Smithfield Foods was one of the first companies to warn that the country was in danger of running out of meat as coronavirus infections ripped through processing plants in April 2020 and health officials pressured the industry to halt some production to protect workers.
Now, a lawsuit filed last week by Food and Water Watch, a consumer advocacy group, accuses the giant pork producer of falsely stoking consumer fears and misleading the public.
The suit says the nation was never in danger of running out of meat. It claims there were ample supplies in cold storage, while at the same time pork exports to China, in particular, were surging. The suit was filed in Superior Court in Washington, where a law allows a nonprofit group to sue on behalf of consumers without needing to show that they suffered direct harm.
“This fear mongering creates a revenue-generating feedback loop,” Food and Water Watch said in its lawsuit. “It stokes and exploits consumer panic — juicing demand and sales — and in turn, provides the company with a false justification to keep its slaughterhouses operating at full tilt, subjecting its workers to unsafe workplace health and safety conditions that have caused thousands of Smithfield workers to contract the virus.”
Smithfield defended its safety efforts while criticizing the consumer advocacy group. “The advocacy organizations who make these claims have a stated goal of dismantling the efforts of our hard-working employees, who take great pride in safely producing food products,” Keira Lombardo, Smithfield’s chief administrative officer, said in a statement.
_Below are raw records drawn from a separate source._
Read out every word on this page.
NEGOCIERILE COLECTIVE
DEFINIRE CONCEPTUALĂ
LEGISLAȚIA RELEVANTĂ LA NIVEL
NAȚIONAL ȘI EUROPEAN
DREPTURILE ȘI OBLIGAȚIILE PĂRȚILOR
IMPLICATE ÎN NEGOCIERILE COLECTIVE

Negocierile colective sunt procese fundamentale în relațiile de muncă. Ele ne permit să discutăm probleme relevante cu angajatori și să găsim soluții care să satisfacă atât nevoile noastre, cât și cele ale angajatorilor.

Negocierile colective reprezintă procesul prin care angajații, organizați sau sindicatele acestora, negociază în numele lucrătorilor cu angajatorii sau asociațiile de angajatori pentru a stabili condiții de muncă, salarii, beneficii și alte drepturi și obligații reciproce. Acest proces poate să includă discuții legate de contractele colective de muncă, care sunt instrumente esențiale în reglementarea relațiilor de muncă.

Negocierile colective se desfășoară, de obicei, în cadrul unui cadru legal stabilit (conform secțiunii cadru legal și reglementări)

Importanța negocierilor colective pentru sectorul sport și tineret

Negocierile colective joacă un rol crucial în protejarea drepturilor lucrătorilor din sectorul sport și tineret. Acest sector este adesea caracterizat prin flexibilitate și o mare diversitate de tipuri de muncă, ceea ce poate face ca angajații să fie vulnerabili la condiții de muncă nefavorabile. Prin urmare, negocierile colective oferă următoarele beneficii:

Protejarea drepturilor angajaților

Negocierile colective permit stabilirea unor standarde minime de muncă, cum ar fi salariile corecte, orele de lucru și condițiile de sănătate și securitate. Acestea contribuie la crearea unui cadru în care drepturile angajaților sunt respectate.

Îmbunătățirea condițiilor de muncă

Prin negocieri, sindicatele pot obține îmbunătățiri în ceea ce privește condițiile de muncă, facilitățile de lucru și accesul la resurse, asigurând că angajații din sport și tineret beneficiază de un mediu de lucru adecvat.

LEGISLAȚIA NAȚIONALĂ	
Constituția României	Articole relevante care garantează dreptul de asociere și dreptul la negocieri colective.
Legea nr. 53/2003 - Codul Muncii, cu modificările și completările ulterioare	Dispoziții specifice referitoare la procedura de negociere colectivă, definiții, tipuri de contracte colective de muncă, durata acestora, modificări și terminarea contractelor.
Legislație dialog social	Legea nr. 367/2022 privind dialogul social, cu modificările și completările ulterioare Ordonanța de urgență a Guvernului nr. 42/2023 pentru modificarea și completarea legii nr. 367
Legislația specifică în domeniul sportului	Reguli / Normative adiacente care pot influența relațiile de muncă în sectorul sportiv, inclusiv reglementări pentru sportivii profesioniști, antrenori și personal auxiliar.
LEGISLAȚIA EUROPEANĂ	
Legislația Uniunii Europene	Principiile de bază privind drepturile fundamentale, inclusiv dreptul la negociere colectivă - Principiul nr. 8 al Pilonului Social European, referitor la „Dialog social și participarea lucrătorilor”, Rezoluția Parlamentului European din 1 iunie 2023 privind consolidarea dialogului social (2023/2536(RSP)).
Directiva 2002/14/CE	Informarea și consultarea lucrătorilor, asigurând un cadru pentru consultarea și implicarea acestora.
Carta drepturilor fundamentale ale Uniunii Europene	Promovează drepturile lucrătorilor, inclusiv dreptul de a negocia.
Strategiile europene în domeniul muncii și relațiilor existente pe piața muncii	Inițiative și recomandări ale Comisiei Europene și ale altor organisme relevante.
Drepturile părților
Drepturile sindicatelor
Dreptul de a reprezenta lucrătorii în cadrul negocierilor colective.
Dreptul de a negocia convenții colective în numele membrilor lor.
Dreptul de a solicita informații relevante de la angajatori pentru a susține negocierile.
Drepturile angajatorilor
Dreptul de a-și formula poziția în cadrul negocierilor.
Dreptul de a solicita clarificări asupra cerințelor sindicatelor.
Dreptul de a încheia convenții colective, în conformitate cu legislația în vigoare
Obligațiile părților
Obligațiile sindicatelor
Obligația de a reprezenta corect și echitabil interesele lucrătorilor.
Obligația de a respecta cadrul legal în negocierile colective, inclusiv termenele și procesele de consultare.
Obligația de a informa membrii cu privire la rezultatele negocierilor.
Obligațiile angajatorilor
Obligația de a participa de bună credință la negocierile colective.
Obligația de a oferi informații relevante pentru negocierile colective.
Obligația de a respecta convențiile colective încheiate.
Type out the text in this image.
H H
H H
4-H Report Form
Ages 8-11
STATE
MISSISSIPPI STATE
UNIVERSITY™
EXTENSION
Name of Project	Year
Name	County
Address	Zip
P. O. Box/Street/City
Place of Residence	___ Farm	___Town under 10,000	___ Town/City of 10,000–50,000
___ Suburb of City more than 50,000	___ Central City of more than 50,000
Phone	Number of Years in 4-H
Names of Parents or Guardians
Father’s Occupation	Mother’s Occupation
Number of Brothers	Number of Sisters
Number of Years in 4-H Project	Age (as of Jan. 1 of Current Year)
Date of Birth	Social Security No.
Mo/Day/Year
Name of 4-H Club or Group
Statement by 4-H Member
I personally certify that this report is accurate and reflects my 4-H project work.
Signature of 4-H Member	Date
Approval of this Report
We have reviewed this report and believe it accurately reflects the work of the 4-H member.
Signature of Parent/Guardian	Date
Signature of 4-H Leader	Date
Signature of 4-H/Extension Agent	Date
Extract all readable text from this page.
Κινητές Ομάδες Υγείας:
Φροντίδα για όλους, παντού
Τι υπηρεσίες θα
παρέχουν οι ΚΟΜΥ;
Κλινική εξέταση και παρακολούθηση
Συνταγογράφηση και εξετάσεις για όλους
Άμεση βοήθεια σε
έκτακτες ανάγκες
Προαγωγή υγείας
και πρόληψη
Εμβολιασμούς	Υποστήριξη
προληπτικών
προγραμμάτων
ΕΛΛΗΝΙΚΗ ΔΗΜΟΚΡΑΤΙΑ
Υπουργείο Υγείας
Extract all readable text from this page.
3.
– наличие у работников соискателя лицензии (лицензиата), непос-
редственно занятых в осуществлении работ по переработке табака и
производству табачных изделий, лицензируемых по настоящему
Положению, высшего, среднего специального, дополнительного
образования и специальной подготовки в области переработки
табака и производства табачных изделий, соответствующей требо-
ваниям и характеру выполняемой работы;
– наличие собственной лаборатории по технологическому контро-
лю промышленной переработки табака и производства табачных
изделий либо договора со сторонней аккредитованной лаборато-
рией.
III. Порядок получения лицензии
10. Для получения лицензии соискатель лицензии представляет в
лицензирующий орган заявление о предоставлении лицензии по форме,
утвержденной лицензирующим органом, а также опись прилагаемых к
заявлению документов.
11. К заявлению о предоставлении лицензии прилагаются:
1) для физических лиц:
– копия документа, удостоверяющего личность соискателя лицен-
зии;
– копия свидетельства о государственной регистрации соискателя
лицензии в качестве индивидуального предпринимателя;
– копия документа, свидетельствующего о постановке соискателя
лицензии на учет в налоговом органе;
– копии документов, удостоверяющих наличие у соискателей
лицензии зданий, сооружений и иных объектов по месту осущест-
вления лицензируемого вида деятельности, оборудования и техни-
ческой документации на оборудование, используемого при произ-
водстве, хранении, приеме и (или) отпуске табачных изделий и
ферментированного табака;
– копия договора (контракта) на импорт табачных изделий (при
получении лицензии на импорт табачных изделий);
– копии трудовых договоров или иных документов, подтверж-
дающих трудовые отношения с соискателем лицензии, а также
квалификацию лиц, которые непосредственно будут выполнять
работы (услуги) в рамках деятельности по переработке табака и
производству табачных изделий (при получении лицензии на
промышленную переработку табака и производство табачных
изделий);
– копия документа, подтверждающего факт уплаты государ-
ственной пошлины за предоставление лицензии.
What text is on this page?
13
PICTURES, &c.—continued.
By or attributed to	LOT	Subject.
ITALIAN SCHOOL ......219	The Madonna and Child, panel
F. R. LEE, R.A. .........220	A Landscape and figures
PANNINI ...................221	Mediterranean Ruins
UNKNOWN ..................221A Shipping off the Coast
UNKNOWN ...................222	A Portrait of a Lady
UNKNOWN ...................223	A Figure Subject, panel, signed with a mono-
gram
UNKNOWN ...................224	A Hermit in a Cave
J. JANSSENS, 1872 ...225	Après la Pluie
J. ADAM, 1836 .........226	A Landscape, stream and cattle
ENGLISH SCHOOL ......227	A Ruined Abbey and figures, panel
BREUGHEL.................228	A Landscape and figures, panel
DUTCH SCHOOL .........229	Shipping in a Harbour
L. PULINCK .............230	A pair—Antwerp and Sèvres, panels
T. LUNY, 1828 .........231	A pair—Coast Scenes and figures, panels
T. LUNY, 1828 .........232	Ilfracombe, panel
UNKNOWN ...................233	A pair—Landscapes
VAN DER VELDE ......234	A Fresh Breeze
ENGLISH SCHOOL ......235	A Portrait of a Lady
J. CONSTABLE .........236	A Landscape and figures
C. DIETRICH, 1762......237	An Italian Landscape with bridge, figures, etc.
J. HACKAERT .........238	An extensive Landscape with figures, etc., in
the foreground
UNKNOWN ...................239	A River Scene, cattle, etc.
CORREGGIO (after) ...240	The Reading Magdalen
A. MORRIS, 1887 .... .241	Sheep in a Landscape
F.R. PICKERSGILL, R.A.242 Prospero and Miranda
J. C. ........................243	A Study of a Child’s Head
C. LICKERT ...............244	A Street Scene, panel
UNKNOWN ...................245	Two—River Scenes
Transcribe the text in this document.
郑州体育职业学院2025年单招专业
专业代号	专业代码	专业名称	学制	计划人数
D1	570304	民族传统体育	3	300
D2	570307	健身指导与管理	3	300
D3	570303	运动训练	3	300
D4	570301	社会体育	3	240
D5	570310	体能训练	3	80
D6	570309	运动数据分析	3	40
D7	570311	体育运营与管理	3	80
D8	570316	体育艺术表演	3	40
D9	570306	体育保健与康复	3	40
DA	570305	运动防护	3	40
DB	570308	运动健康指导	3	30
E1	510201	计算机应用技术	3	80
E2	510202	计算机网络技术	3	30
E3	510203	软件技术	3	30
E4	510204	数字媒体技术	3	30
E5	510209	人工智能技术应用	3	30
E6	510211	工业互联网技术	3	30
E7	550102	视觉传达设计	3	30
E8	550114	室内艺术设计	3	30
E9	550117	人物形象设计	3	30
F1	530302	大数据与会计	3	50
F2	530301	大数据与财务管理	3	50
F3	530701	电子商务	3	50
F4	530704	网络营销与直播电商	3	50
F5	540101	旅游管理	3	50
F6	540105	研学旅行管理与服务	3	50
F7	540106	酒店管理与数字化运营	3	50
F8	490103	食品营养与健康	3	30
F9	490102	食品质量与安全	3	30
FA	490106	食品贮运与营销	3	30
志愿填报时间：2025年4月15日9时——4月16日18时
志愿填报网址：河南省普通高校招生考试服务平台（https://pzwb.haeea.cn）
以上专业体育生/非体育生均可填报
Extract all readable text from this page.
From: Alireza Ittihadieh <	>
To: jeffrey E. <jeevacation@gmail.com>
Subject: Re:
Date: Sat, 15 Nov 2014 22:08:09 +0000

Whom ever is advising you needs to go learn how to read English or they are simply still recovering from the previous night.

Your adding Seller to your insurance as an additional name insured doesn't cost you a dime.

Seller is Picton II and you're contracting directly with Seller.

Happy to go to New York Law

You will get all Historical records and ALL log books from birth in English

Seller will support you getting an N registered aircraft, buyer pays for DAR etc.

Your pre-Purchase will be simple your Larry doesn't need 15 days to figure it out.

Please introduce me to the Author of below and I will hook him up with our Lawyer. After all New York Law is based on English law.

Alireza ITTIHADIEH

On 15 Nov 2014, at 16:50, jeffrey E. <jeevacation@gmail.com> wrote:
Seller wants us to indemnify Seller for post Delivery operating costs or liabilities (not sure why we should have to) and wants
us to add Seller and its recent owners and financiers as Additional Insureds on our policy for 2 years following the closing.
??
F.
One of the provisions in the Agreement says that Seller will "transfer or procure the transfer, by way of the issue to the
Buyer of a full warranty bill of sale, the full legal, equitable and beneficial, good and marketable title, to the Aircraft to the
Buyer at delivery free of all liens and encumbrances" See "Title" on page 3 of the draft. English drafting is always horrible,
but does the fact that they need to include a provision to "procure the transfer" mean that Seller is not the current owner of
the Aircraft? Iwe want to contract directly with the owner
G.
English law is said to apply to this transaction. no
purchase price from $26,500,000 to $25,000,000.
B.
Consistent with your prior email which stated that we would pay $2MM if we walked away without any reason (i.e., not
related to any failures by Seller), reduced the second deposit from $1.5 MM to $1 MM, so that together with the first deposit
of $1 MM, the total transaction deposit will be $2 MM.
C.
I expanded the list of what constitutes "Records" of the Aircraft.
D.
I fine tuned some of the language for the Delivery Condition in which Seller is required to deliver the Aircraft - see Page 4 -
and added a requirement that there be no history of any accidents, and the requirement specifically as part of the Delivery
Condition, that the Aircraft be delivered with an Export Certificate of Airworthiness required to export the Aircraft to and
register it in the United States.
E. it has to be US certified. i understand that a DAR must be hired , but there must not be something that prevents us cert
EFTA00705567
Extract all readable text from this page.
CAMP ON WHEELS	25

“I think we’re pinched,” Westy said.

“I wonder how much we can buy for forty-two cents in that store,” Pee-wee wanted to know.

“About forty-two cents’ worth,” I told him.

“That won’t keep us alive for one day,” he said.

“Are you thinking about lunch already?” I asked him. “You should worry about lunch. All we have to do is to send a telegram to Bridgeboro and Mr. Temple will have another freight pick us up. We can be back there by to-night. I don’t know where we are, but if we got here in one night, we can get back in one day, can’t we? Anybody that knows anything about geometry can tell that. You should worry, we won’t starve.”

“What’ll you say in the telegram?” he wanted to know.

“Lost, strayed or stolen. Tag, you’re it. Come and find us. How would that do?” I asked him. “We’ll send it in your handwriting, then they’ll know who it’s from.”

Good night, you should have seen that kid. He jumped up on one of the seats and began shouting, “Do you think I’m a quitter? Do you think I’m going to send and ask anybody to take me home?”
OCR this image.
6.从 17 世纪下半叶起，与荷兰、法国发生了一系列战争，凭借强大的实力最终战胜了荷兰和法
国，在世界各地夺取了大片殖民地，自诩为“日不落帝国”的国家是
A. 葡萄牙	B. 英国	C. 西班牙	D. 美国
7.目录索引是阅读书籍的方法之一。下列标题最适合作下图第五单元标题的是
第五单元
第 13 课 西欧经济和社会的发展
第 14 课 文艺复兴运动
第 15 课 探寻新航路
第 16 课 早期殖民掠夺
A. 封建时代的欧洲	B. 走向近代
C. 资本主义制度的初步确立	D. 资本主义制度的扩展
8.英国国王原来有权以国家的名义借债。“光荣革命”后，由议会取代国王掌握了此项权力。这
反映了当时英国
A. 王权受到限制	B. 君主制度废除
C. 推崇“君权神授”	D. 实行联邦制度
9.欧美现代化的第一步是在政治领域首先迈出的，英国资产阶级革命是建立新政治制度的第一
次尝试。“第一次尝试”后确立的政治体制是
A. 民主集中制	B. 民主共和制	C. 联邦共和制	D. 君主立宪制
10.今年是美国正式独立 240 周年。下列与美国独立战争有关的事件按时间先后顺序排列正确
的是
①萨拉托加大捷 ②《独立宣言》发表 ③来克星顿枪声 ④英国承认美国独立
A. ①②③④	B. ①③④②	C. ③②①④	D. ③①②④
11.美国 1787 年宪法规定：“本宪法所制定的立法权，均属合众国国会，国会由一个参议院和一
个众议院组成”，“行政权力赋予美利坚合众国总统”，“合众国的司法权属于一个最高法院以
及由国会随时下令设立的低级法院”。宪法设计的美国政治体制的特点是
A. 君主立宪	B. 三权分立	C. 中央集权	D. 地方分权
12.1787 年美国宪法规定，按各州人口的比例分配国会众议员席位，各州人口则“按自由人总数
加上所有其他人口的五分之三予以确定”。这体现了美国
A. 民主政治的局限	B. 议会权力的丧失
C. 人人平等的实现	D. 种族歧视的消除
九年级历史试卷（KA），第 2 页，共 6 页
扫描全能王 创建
The meatpacking industry was a flash point during the pandemic as thousands of workers fell ill, many of them fatally. Smithfield and other companies mounted an aggressive advertising campaign to highlight their worker safety efforts and to emphasize the industry’s important role in feeding the nation.
Despite these assertions, Food and Water Watch, which is represented in its lawsuit by Public Justice, a legal advocacy group, points out that Smithfield was cited by regulators for failing to adequately protect workers at its plants in California and South Dakota.
In her statement, Ms. Lombardo said, “Our health and safety measures, guided by medical and workplace safety expertise, have been comprehensive.”